Parking is undoubtedly a disaster at Boulder High. The only parking spots available to students are in the senior lot (Slot), which can’t even fulfill the school’s population of seniors, much less support the whole portion of the student body who drives a car.
The Senior Lot had recently undergone some renovations. The Slot has been newly repainted, and student passes are now being distributed on a lottery system. Some concerns arose among students about the lottery system; however, according to the school’s athletic director, Ryan Bishop, the new shift came to address problems with overcrowding. He stated, “Past seniors were sold passes for spots that did not exist. There were 107 spots in the lot, and over 200 passes were sold. This created a safety issue for the parking lot and caused students to park in the grass, fire lines, and reserved parking areas.”

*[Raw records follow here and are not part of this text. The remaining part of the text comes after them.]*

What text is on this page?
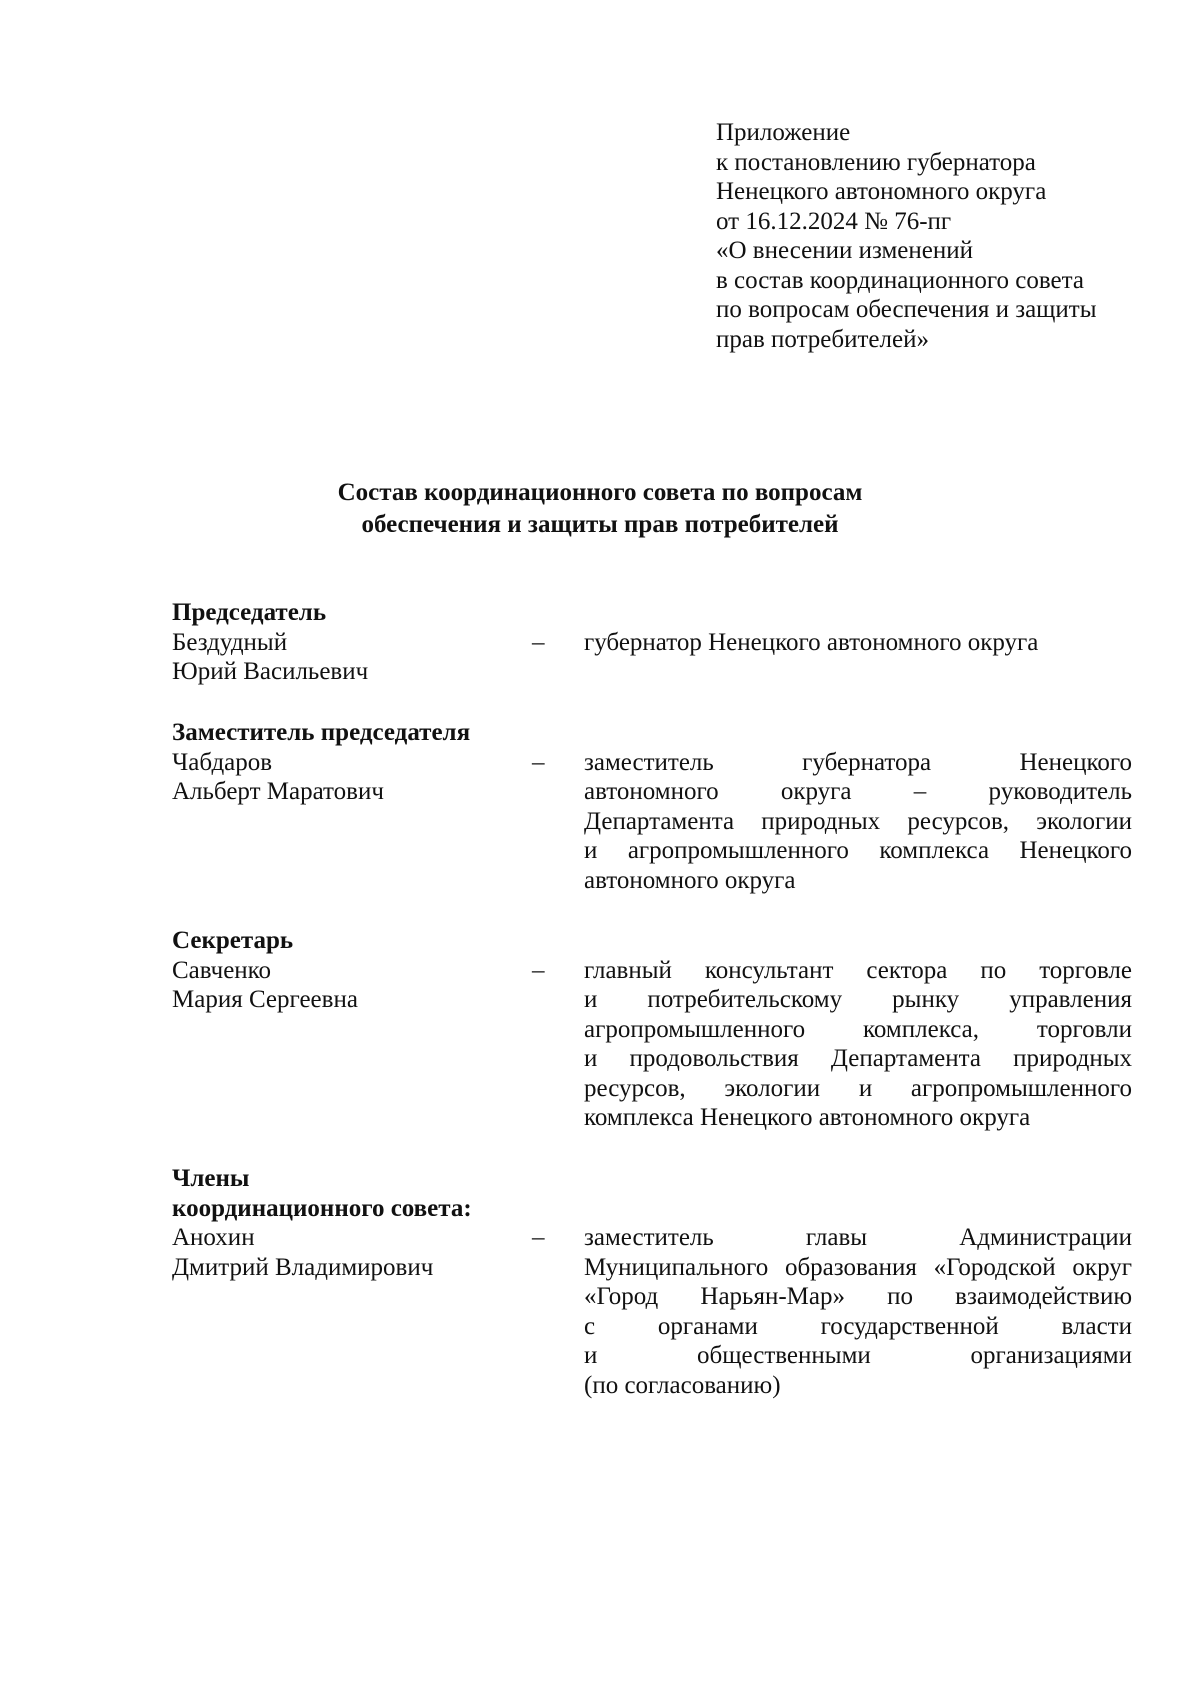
Приложение
к постановлению губернатора
Ненецкого автономного округа
от 16.12.2024 № 76-пг
«О внесении изменений
в состав координационного совета
по вопросам обеспечения и защиты
прав потребителей»
Состав координационного совета по вопросам
обеспечения и защиты прав потребителей
Председатель
Бездудный
Юрий Васильевич
–	губернатор Ненецкого автономного округа
Заместитель председателя
Чабдаров
Альберт Маратович
–	заместитель губернатора Ненецкого
автономного округа – руководитель
Департамента природных ресурсов, экологии
и агропромышленного комплекса Ненецкого
автономного округа
Секретарь
Савченко
Мария Сергеевна
–	главный консультант сектора по торговле
и потребительскому рынку управления
агропромышленного комплекса, торговли
и продовольствия Департамента природных
ресурсов, экологии и агропромышленного
комплекса Ненецкого автономного округа
Члены
координационного совета:
Анохин
Дмитрий Владимирович
–	заместитель главы Администрации
Муниципального образования «Городской округ
«Город Нарьян-Мар» по взаимодействию
с органами государственной власти
и общественными организациями
(по согласованию)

Just last year, there would always be some sort of chaos with the overcrowded senior lot, as it functioned on a first-come, first-served basis. The new system of assigned parking allows those who have acquired a spot to have peace of mind and assuage the anxiety of morning parking. Yet with the loss of the old system, it has limited the accessibility to other seniors.

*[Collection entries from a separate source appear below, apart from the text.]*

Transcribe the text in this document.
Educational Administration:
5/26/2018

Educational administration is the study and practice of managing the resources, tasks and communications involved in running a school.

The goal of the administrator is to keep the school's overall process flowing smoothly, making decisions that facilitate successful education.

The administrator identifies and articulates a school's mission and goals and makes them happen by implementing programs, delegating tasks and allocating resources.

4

The school has “500+ seniors, 130+ staff, and only 249 spots,” according to Mr.Bishop. Doing this lottery was the only fair way to give access to all seniors. In addition to the Senior Lot, the gravel lot has been opened to lottery, which has expanded the amount of parking to “128 cars.”
The other route students can take is city parking. Most popularly around the Goss Grove neighborhood, between Arapahoe and Canyon. Parking is limited to 2 hours in this neighborhood, but it hasn’t stopped many from parking there all day, with the risk of a nasty ticket.

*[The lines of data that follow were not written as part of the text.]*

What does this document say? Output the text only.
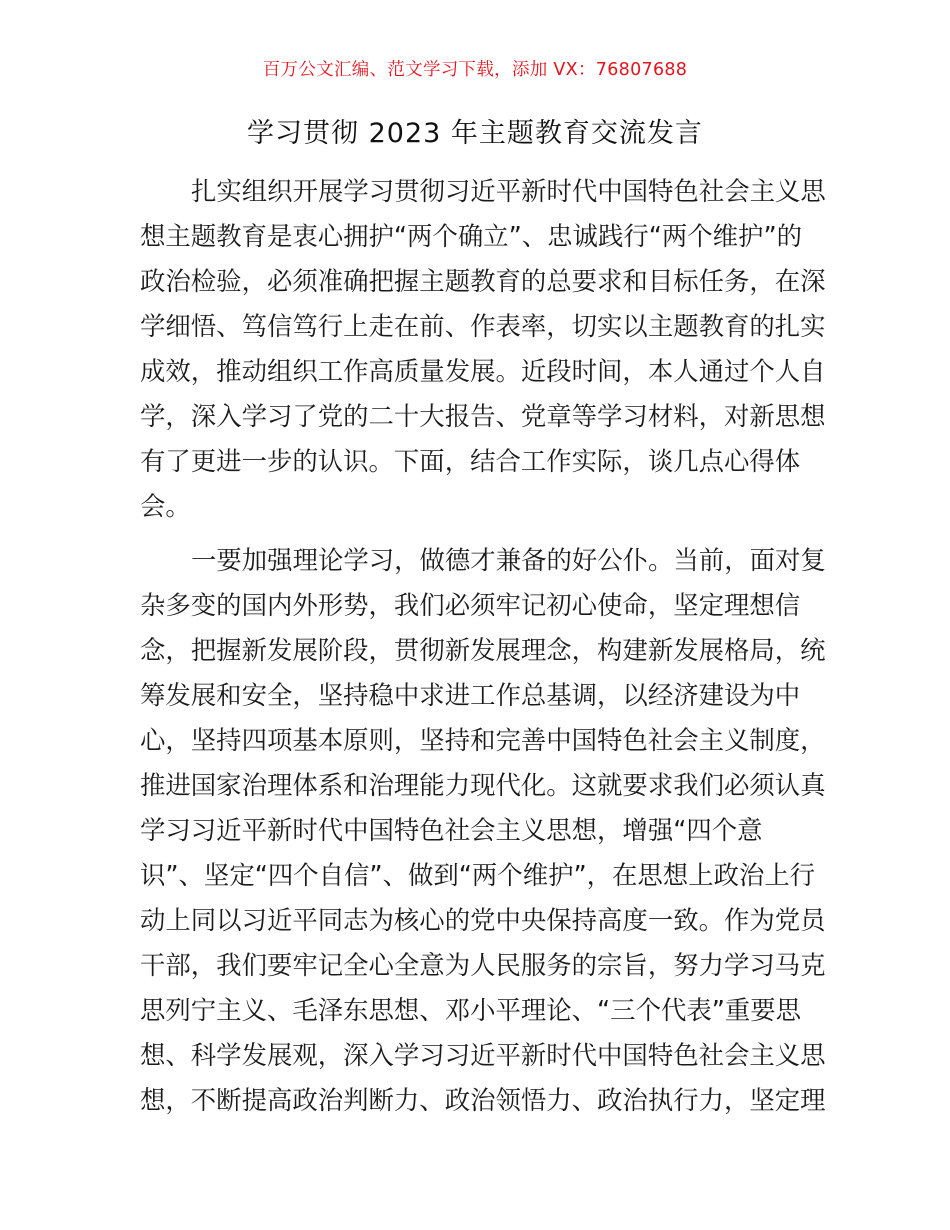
百万公文汇编、范文学习下载，添加 VX：76807688
学习贯彻 2023 年主题教育交流发言
扎实组织开展学习贯彻习近平新时代中国特色社会主义思
想主题教育是衷心拥护“两个确立”、忠诚践行“两个维护”的
政治检验，必须准确把握主题教育的总要求和目标任务，在深
学细悟、笃信笃行上走在前、作表率，切实以主题教育的扎实
成效，推动组织工作高质量发展。近段时间，本人通过个人自
学，深入学习了党的二十大报告、党章等学习材料，对新思想
有了更进一步的认识。下面，结合工作实际，谈几点心得体
会。
一要加强理论学习，做德才兼备的好公仆。当前，面对复
杂多变的国内外形势，我们必须牢记初心使命，坚定理想信
念，把握新发展阶段，贯彻新发展理念，构建新发展格局，统
筹发展和安全，坚持稳中求进工作总基调，以经济建设为中
心，坚持四项基本原则，坚持和完善中国特色社会主义制度，
推进国家治理体系和治理能力现代化。这就要求我们必须认真
学习习近平新时代中国特色社会主义思想，增强“四个意
识”、坚定“四个自信”、做到“两个维护”，在思想上政治上行
动上同以习近平同志为核心的党中央保持高度一致。作为党员
干部，我们要牢记全心全意为人民服务的宗旨，努力学习马克
思列宁主义、毛泽东思想、邓小平理论、“三个代表”重要思
想、科学发展观，深入学习习近平新时代中国特色社会主义思
想，不断提高政治判断力、政治领悟力、政治执行力，坚定理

According to Mr.Bishop, the school “can not control the city parking, but we are working with them and trying to come up with options that will be best for our students.” The school has been talking with the city about a solution for Goss Grove and city parking. The extent of the talks is unclear, but the school is “not in negotiations but rather is gaining insight.”
Issues have arisen from the monetary incentives of the city to keep limited parking, and combined with concerns of residents and businesses surrounding the school, the two-hour parking limit is still in place.
So what can be done? The school has been built beside an area called a flood plain. The flood plain is caused by the creek, and combined with strict city codes, upends the idea of building a new school parking garage or expanded parking lots. Bishop toured the school in 2006 and remarked how parking “was an issue then and will be an issue even when I am long and gone from BHS.”
Without a car, students can manage to transport themselves to school in a multitude of ways. Yet the appeal still beckons to many, and the price that those students pay is atrocious parking.